The moral to this story is that it is a mistake to assume rank equals leadership—they are not necessarily the same thing. In a 2005 article, “If They Understand, They Will Do,” Marshall Goldsmith wrote, “Our greatest challenge as leaders is not understanding the practice of leadership; it is practicing our understanding of leadership.”

Modeling, Managing, Measuring and Modifying Behavior: Continuous Ripple Effect

The defining characteristic of traditional performance management is the integration of individual and organizational behavior models. New multidimensional performance management integrates two additional behavior models: operational performance models, also known as key performance indicators (KPIs), and customer-user behavior models. These integrated individual, organizational, operational and customer behavior models are the foundation of new, sophisticated, multidimensional performance-support systems.

There are now dozens of sophisticated business process management (BPM), business performance and business intelligence (BI) tools that enable multidimensional behavior modeling. Business intelligence and business activity monitoring (BAM) technology was originally designed to analyze customer behavior, but it is now being used to model employee behavior, as well. Professionals now have a wide range of tools at their disposal.

There are four major categories of enterprise technology that performance experts use to harvest behavior models: resource management, collaboration management, process management and product management. These categories map neatly with the four components of the Balanced Scorecard System, the four phases of the new process-centric ISO 9001:2000 and several variations of Six Sigma.

Modeling Behavior: Resource management systems include applications such as performance management systems and ERP platforms designed to create inventory maps of tangible assets and resources. The resources include people, property, systems and data (such as performance-support content). Behavior models such as job roles and objectives, competency models and maps, personality maps, identity maps and expertise maps can be harvested from this technology category. These are the traditional performance-support materials developed by human resource and training professionals.

Managing Behavior: Collaboration-management technology analyzes the behavior patterns in structured events, work relationships, informal learning and work experiences. This is increasingly moving toward real-time experiences enabled by instant messaging and presence technology. Behavior models such as instant messaging patterns, Web conferencing logs, relationship maps, social-network-analysis maps, and content patterns from blogs and wikis are harvested from this category. The models derived from this category tend to be bottom-up, in that they originate from individuals, and the effects ripple throughout the organization.

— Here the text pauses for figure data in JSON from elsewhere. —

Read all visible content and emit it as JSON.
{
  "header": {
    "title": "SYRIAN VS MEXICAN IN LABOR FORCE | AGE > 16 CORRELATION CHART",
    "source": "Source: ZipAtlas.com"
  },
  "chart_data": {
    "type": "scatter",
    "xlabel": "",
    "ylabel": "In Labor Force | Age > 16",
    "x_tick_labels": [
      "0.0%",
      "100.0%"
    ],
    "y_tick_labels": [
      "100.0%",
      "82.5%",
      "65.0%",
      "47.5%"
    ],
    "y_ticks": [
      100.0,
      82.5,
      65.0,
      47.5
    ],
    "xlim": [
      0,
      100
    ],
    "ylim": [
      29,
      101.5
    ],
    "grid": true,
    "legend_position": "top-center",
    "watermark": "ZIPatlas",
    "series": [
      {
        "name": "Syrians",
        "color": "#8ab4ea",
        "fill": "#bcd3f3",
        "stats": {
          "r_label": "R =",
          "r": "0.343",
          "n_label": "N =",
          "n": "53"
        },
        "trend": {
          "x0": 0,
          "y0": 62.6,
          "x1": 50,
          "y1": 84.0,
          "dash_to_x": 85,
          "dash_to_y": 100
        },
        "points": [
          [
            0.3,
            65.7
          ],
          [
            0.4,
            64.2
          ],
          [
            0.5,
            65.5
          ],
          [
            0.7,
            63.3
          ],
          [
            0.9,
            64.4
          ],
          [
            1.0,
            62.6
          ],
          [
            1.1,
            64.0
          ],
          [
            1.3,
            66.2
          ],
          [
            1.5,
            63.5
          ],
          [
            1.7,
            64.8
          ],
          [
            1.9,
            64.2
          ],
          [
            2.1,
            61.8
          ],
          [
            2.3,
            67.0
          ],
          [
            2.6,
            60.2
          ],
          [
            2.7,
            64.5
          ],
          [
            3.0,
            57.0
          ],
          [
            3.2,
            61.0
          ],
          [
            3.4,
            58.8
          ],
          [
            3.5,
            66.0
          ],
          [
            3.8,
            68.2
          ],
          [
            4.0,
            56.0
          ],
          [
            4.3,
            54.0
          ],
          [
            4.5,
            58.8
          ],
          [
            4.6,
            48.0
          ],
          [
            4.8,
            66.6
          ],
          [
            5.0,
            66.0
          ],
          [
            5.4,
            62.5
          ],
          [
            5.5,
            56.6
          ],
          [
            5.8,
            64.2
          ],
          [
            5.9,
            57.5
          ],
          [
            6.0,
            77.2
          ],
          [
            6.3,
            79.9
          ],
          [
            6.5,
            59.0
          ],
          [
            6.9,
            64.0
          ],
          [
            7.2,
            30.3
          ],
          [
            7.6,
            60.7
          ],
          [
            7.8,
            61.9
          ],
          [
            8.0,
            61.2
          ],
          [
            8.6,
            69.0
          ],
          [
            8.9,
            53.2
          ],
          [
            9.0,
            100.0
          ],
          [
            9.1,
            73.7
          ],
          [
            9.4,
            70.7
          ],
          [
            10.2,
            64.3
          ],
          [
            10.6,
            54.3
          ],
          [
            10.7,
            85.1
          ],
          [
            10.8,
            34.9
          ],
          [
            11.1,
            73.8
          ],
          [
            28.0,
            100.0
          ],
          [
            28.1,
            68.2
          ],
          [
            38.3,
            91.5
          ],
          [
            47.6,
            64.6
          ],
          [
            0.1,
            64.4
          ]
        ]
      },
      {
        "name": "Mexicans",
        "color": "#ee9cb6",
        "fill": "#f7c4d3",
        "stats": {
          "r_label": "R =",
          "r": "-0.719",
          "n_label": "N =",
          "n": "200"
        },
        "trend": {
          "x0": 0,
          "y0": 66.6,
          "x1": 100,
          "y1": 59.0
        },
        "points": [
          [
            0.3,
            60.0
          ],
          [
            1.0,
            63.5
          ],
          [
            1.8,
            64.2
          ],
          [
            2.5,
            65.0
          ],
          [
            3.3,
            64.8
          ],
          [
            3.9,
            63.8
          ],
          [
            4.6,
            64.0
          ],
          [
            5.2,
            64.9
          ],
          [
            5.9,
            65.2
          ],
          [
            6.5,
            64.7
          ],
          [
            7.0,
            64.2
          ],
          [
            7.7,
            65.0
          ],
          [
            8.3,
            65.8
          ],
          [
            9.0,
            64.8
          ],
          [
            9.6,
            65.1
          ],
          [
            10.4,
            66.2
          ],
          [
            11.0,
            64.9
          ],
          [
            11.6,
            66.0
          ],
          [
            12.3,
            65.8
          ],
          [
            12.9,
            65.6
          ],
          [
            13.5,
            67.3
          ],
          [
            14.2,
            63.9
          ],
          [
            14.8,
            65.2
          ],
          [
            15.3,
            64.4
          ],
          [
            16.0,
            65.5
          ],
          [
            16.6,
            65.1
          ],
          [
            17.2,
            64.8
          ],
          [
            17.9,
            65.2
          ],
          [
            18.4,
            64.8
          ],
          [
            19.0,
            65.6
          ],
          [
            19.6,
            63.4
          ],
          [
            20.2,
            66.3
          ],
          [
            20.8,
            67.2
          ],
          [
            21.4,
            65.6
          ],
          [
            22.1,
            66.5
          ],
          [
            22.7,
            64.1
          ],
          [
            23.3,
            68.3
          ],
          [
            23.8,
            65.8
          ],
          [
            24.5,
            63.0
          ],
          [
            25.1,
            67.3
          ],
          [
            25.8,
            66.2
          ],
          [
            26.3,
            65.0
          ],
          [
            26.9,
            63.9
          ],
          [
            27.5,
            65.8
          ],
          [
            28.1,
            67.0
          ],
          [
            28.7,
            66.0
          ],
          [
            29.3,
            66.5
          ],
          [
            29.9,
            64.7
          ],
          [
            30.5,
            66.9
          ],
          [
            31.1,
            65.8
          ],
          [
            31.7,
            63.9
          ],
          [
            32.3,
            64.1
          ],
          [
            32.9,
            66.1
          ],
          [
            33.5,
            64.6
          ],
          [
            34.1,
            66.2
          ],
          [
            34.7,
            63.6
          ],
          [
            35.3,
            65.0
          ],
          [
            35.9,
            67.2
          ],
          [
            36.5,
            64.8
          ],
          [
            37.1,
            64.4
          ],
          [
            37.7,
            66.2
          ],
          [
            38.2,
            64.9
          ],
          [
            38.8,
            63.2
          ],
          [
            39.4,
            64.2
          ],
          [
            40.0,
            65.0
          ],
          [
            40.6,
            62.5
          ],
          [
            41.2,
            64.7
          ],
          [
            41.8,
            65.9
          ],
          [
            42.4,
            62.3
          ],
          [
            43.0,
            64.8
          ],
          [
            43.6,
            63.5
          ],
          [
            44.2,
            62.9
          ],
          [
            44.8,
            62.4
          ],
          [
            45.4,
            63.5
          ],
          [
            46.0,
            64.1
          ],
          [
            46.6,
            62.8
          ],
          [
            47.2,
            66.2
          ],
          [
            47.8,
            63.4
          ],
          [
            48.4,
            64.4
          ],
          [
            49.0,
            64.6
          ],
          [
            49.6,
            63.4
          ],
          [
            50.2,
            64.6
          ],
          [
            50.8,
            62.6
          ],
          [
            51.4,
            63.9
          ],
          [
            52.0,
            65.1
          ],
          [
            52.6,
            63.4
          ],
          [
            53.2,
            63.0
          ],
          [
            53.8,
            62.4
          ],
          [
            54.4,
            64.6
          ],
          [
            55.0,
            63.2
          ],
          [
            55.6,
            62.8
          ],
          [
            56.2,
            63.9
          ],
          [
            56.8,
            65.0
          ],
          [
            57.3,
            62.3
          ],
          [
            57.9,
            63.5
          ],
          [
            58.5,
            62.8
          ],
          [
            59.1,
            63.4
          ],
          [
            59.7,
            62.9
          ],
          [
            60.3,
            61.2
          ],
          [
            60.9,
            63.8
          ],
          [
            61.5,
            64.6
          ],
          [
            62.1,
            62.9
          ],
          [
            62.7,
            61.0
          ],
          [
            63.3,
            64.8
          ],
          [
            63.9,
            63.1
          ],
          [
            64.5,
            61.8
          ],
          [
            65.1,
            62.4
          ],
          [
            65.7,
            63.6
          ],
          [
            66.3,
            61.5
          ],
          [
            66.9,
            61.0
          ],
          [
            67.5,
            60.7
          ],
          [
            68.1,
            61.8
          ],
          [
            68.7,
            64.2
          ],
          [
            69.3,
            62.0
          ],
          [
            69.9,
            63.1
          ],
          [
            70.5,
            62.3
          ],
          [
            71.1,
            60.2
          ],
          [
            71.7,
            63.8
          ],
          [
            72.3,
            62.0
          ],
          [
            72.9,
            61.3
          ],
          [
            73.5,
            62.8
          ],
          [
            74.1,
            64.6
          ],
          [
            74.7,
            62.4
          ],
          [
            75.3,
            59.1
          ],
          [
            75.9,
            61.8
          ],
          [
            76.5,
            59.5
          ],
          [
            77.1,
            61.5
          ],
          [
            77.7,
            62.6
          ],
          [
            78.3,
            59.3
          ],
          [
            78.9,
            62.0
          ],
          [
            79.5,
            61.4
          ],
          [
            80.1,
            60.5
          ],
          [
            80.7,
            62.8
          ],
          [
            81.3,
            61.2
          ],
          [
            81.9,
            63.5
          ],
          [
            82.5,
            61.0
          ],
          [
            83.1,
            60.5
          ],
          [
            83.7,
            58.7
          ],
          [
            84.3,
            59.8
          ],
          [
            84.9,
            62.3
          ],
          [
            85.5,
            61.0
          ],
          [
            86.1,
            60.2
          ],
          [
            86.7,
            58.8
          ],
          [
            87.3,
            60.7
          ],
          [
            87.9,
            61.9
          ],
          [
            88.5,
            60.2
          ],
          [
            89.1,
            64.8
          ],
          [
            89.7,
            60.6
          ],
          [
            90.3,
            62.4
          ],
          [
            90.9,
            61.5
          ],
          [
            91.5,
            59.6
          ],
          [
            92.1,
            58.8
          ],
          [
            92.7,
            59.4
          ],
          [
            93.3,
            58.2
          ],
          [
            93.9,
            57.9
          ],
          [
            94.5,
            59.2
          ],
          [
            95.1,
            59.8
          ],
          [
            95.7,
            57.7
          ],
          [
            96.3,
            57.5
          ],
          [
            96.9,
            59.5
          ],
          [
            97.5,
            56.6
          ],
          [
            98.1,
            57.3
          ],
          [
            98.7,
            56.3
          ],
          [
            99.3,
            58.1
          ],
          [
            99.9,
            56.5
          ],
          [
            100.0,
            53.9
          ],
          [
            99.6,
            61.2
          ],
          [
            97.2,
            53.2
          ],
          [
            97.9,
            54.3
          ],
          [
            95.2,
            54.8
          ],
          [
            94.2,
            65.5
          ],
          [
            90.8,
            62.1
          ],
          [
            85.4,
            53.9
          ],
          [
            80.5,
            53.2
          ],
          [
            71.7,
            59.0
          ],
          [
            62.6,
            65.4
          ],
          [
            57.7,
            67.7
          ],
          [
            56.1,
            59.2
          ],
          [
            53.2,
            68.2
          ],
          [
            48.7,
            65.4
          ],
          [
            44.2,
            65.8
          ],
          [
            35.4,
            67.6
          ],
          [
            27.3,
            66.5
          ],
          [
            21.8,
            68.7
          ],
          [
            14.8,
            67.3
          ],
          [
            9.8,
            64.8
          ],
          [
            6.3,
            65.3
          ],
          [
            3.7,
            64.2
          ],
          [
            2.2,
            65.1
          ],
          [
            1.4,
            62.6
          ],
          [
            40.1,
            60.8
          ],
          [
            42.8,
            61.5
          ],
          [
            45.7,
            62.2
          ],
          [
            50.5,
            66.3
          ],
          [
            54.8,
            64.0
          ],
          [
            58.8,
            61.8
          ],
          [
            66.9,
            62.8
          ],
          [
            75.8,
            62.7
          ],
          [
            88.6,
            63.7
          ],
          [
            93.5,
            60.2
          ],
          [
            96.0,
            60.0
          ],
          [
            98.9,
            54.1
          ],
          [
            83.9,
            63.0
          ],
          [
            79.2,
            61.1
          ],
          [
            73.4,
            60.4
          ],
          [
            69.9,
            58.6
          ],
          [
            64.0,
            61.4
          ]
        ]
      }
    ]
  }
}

Measuring Behavior: Process-management technology is characterized by analytical functions that calibrate and evaluate individual and organizational behavior indices. Productivity metrics, supply-chain behavior models, KPIs and performance gap maps are the behavior models harvested from this category. The professionals who model behavior using these metrics are usually business-process analysts and organizational-performance professionals. This tends to be a top-down form of performance-support development.

Modifying Behavior: Product life-cycle-management technology maps the behavior among employees, products and customers. When these models are harvested for performance support, the ripple effect produces the greatest innovation in an organization. Behavior models include customer behavior personas, knowledge-based support, best practices, product-support trends, quality and defect maps and customer feedback trends. Interestingly, the ripple effect is not being generated inside the organization but from the outside.

These multidimensional ripple effects challenge the traditional notion that performance support must be either bottom-up or top-down. The ripple effect of performance management is continuous performance improvement.